Federal Election still too close to call

Federal Election still too close to call

With a number of seats still to be decided it is unclear whether Labor or the Liberals will be able to form government with the help of independents in what looks certain to be a hung parliament.

To form Government one of the major parties must win the support of enough Greens and independents to make up 76 seats.

The Greens new Member for Melbourne, Adam Bandt will most likely support Labor forming government.

Of the three rural independents, Bob Katter has usually voted with the Coalition and is the least likely to support Labor getting a second term.

In the last parliament independent Rob Oakeshott mostly sided with the Government, while fellow independent Tony Windsor voted more evenly- but still more with the Government than with the Coalition.

In Labor’s favour is Windsor and Oakeshott’s expressed preference for the ALP’s National Broadband Network, and Windsor is on the record agreeing with the Greens on the need for a publicly funded national dental scheme.

All three will be trying to win concessions for regional Australia from the major parties.

In addition to the three rural independents, Tasmanian independent and former Green, Andrew Wilkie, looks set to take the seat of Dennison.

While Wilkie and the Greens had a political falling out following the 2007 Federal Election, he remains largely supportive of their social agenda (including being a vocal advocate of marriage equality) and they may well be able to mend their bridges in the Parliament.

Although unlikely to effect who forms government there is still an outside chance of a second Greens MP being elected in Grayndler, where a recount will be held after former Marrickville Mayor Sam Byrne came within striking distance of ousting Labor’s Anthony Albanese.

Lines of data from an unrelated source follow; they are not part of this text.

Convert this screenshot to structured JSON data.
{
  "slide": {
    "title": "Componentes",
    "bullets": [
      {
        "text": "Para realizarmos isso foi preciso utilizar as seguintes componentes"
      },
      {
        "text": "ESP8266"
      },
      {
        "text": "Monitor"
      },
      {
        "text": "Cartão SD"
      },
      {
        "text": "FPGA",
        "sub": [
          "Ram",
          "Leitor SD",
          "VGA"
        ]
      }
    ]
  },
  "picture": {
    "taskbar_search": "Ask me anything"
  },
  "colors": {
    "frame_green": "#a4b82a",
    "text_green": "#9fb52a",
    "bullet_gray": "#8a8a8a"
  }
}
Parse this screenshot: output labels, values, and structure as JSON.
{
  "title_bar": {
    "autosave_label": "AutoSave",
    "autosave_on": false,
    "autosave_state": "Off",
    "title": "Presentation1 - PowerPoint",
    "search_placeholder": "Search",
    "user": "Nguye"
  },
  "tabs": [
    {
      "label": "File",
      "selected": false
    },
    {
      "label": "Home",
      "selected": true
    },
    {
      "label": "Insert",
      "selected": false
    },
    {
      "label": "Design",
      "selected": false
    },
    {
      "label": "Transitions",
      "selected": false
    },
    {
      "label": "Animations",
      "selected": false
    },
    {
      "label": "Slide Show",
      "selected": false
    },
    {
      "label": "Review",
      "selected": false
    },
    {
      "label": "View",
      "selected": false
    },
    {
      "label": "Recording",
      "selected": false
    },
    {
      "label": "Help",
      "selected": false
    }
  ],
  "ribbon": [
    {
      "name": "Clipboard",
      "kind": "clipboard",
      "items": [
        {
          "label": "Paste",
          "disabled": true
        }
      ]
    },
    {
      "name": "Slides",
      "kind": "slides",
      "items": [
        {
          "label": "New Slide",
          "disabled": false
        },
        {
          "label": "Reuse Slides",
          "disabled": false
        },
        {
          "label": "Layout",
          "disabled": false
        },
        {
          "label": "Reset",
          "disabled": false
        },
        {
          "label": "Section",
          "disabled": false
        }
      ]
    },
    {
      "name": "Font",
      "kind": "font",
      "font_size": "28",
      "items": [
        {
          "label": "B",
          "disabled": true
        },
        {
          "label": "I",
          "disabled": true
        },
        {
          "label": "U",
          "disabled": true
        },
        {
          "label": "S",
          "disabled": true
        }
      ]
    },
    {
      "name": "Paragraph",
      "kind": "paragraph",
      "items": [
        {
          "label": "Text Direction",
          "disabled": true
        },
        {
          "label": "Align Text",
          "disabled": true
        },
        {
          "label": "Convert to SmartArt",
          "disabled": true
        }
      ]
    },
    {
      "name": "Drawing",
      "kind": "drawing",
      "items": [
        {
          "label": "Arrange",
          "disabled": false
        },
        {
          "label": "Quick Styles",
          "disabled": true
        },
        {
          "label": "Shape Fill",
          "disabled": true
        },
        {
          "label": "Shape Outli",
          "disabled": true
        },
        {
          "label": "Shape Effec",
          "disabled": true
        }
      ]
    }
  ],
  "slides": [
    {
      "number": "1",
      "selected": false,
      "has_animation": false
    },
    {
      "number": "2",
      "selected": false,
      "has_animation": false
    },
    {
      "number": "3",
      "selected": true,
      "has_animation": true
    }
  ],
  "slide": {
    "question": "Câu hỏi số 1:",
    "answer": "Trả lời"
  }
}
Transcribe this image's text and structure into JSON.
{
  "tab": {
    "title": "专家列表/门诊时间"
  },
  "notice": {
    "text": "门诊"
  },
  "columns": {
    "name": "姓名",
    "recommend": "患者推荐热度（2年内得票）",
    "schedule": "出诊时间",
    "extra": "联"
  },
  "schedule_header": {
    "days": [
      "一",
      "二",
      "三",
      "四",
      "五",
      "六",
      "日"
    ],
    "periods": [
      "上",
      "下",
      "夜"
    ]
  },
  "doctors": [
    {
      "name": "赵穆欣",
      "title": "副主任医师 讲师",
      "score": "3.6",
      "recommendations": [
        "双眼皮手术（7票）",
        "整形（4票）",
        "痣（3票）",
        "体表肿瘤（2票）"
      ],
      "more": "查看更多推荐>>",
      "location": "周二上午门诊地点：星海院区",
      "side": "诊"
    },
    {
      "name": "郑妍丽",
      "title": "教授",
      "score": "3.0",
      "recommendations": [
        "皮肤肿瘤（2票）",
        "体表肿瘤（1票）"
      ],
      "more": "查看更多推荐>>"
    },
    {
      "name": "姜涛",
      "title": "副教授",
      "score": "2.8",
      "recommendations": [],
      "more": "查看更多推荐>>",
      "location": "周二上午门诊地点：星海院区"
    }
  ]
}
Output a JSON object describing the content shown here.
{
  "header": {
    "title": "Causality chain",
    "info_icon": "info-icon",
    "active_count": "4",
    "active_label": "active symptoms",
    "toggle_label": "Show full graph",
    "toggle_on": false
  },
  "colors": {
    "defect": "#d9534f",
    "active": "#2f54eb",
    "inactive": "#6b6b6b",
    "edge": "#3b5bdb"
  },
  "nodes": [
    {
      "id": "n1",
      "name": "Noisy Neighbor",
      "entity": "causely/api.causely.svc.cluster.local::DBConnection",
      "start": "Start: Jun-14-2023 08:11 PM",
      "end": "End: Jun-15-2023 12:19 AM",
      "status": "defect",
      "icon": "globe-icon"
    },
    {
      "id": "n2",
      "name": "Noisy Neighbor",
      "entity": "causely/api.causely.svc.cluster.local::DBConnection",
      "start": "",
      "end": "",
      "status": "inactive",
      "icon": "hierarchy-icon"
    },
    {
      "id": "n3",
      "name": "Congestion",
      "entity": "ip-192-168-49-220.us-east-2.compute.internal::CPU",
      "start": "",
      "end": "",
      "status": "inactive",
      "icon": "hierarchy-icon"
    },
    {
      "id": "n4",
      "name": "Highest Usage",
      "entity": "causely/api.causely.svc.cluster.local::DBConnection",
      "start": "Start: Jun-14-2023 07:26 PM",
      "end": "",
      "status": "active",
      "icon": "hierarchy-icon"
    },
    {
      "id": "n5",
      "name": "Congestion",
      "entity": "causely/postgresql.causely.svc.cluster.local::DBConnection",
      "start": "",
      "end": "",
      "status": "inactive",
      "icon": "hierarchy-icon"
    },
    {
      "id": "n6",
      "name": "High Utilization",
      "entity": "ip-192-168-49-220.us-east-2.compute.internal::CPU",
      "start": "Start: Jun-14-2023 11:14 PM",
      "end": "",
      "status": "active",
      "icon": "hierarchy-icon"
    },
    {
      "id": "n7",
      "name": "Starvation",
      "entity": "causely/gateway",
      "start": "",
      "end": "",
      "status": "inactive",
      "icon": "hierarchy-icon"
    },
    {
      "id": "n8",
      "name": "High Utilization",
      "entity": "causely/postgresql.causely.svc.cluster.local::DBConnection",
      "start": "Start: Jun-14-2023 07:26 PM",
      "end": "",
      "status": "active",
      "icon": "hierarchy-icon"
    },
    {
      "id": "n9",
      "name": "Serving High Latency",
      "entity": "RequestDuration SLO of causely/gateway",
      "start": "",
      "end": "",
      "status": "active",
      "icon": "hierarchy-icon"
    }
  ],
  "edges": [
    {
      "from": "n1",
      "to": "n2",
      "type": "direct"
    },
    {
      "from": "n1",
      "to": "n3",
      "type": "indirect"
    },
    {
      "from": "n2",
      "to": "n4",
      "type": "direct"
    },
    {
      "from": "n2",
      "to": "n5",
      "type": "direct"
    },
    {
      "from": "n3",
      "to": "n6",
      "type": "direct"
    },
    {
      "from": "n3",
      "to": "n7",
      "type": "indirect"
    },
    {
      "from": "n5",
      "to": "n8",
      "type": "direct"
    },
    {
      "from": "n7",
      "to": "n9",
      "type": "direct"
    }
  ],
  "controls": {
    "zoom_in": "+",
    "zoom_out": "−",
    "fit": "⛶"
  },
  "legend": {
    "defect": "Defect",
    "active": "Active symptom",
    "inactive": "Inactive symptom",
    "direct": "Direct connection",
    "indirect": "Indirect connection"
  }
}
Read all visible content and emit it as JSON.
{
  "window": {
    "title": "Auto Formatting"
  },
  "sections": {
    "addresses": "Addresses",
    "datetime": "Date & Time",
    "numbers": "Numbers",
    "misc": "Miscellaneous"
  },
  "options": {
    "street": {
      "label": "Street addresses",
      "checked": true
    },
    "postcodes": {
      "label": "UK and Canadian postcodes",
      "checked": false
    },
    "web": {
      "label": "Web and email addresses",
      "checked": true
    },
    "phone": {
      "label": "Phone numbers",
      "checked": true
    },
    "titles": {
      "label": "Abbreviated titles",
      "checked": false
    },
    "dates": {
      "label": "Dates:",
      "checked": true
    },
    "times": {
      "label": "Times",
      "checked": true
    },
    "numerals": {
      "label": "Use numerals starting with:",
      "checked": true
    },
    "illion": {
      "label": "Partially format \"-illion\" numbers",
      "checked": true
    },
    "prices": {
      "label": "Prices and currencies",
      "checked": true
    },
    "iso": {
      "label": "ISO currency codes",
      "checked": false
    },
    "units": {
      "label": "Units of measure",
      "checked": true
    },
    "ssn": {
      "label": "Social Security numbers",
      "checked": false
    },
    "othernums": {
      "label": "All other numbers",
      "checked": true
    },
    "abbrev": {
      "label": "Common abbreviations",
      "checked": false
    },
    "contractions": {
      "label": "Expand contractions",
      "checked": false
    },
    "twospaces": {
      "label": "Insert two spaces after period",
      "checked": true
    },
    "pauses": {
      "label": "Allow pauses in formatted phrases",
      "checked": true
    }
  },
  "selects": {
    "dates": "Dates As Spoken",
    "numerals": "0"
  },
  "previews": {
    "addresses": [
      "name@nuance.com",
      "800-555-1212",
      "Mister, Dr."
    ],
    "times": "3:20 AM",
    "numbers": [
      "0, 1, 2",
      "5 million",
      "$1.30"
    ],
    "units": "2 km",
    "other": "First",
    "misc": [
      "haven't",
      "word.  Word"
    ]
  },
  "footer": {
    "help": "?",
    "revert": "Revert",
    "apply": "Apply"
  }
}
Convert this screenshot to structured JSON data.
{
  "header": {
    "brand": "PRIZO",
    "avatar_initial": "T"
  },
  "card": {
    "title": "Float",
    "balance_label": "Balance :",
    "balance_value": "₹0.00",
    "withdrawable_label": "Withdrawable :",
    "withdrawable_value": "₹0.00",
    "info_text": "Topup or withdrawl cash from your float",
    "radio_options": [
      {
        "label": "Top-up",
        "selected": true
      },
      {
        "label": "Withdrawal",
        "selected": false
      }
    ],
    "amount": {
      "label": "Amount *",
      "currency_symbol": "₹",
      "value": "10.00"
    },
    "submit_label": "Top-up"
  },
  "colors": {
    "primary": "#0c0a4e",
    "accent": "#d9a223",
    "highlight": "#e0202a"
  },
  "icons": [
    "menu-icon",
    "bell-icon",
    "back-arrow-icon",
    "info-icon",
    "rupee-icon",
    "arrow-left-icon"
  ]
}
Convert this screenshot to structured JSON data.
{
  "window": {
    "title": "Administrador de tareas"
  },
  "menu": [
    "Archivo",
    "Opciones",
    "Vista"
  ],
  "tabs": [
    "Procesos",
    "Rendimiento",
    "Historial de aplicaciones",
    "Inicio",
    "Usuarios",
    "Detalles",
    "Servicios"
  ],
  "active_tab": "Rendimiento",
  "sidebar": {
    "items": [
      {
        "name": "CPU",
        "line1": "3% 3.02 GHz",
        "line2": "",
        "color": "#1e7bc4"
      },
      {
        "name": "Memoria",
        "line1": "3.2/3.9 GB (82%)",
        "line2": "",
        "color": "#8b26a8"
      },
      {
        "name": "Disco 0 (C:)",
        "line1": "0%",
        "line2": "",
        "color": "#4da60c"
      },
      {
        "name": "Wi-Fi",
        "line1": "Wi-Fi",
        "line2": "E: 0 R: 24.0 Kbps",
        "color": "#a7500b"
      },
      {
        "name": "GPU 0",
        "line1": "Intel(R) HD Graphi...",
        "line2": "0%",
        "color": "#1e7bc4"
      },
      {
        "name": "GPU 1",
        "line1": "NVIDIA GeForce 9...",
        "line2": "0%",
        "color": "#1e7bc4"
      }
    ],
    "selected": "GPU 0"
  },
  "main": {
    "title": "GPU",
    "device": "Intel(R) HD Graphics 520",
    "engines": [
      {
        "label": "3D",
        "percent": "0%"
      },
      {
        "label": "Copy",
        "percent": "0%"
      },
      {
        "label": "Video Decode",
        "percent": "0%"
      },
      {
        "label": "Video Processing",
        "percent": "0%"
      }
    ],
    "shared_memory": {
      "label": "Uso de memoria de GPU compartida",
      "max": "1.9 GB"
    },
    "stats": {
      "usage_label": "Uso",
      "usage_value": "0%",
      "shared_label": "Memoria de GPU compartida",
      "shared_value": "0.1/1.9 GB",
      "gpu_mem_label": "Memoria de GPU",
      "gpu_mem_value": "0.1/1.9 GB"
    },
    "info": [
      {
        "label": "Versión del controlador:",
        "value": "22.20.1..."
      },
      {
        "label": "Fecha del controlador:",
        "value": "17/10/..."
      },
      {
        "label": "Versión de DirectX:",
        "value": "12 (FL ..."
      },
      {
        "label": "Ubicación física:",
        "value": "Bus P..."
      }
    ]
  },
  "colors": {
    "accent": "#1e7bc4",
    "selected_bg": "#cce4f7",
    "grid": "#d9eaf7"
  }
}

It was a good election for parliamentary GLBTI rights allies, with Tanya Plibersek returned on the Labor side in Sydney despite a swing to the Greens, and Liberal Malcolm Turnbull being easily returned in Wentworth.

Most excitingly though, the Coalition’s most outspoken gay rights supporter, far north Queensland Liberal National Party MP Warren Entsch, has won back his seat of Leichhardt after coming out of retirement.

Entsch famously spoke out against his government’s same-sex marriage ban in the Parliament in 2004.

In the Senate, all the Greens dreams have finally come true, with the party gaining an outright balance of power and seeing a near doubling in the number of their senators.

Family First Senator Steve Fielding failed to be re-elected, while the new composition of the Senate will make independent Senator Nick Xenophon’s presence largely irrelevant even though another independent senator may be joining him on the cross benches.

Preference votes in the Senate will take at least a week to sort out but ABC Elections analyst Anthony Green is predicting nine Greens, two independents, 31 ALP, and 34 Coalition senators.

39 votes are required for a bill to pass the Senate.